Prior to the selloff in US equities yesterday, European markets had enjoyed a reasonably strong session on the back of the gains in Asia with the Stoxx 600 closing up 1.33%. On the back of last week’s ECB meeting and Draghi comments, ECB board member Praet said yesterday that the asset purchase program is ‘largely producing its desired effects’ and that ‘we judge that the recent volatility in financial markets has not materially affected this picture, although close monitoring and continuous assessment are warranted from a monetary policy perspective’. Praet also added that the effectiveness of these asset purchases would be enhanced by complementary measures from other policymakers, particularly through structural reforms.
Away from the comments, the focus of the data yesterday was one of some soft production numbers out of the UK. Industrial production declined 0.4% mom in July, well below expectations of a +0.1% gain. Manufacturing production was also weak meanwhile, falling 0.8% mom during the month (vs. +0.2% expected) and dragging the annualized rate down to -0.5% yoy, from a +0.5% reading. That was the first negative yoy reading since August 2013 and DB’s George Buckley noted that much of the fall was due to capital goods and earlier than usual motor production shutdowns. He did however note that he would not be surprised to see a rebound in August, but nevertheless a strong Q3 is now trickier to achieve given the sharp downturn during July.
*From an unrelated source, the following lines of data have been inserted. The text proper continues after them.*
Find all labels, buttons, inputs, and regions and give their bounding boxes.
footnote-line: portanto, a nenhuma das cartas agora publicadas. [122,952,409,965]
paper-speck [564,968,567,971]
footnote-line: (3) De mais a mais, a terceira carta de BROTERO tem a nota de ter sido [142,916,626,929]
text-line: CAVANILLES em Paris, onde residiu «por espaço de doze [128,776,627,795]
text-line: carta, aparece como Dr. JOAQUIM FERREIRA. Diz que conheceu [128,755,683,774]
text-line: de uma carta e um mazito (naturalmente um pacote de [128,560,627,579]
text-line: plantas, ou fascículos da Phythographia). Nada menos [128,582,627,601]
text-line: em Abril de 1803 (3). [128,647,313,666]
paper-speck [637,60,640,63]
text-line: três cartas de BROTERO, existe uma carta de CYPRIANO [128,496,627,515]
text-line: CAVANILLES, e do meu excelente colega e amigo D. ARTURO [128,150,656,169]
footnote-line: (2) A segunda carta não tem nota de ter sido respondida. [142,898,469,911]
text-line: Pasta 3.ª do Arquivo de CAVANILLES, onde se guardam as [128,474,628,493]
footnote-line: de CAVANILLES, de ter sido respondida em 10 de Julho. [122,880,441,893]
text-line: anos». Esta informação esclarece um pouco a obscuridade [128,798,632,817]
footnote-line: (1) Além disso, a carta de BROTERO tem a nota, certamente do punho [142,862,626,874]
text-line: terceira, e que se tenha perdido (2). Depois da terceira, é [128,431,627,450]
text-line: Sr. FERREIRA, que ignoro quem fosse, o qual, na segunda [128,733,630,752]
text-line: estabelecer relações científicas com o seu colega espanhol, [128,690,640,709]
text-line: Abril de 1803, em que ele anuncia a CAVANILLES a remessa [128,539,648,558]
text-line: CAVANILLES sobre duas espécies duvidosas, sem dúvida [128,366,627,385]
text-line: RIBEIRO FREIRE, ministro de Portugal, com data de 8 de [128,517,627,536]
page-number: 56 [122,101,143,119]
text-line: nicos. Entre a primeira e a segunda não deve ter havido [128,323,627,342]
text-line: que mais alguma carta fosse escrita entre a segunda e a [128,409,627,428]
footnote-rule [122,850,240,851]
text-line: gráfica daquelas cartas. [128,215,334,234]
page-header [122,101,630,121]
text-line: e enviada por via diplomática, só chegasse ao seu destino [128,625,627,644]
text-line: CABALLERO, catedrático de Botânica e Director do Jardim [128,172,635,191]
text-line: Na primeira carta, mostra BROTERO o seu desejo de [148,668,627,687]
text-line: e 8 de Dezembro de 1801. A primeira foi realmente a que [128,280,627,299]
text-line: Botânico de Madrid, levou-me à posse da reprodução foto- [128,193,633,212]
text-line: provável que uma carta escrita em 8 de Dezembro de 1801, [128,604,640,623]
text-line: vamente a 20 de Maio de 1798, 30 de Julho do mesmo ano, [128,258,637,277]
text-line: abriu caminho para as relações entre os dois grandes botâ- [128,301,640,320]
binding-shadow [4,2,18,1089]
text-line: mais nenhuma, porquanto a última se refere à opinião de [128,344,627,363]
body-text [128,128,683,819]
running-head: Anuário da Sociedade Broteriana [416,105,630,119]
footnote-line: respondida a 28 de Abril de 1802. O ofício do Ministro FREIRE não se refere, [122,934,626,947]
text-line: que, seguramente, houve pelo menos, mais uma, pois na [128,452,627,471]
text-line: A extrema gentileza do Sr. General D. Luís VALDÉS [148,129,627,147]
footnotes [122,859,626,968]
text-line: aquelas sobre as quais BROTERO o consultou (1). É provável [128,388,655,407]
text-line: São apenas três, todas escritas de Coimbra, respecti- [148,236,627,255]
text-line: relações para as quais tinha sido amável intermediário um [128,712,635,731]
Before we take a look at today’s calendar, surprising the market late last night was the sooner than expected news that S&P had downgraded Brazil’s sovereign rating to junk (from BBB- to BB+). The move was attributed to the pressure of political challenges weighing on the government’s ability and willingness to submit a 2016 budget to Congress consistent with the policy correction signalled by President Rousseff. The rating has been left on negative outlook and in the process Brazil has now joined Russia in being the second BRIC economy with a junk rating at S&P.
Turning over to today’s calendar now. Data wise in Europe this morning the only releases of note are out of France where we get industrial and manufacturing production readings. This is before the BoE meeting around midday today. Over in the US this afternoon the calendar picks up a bit with the import price index, initial jobless claims and wholesale inventories and trade sales data all due.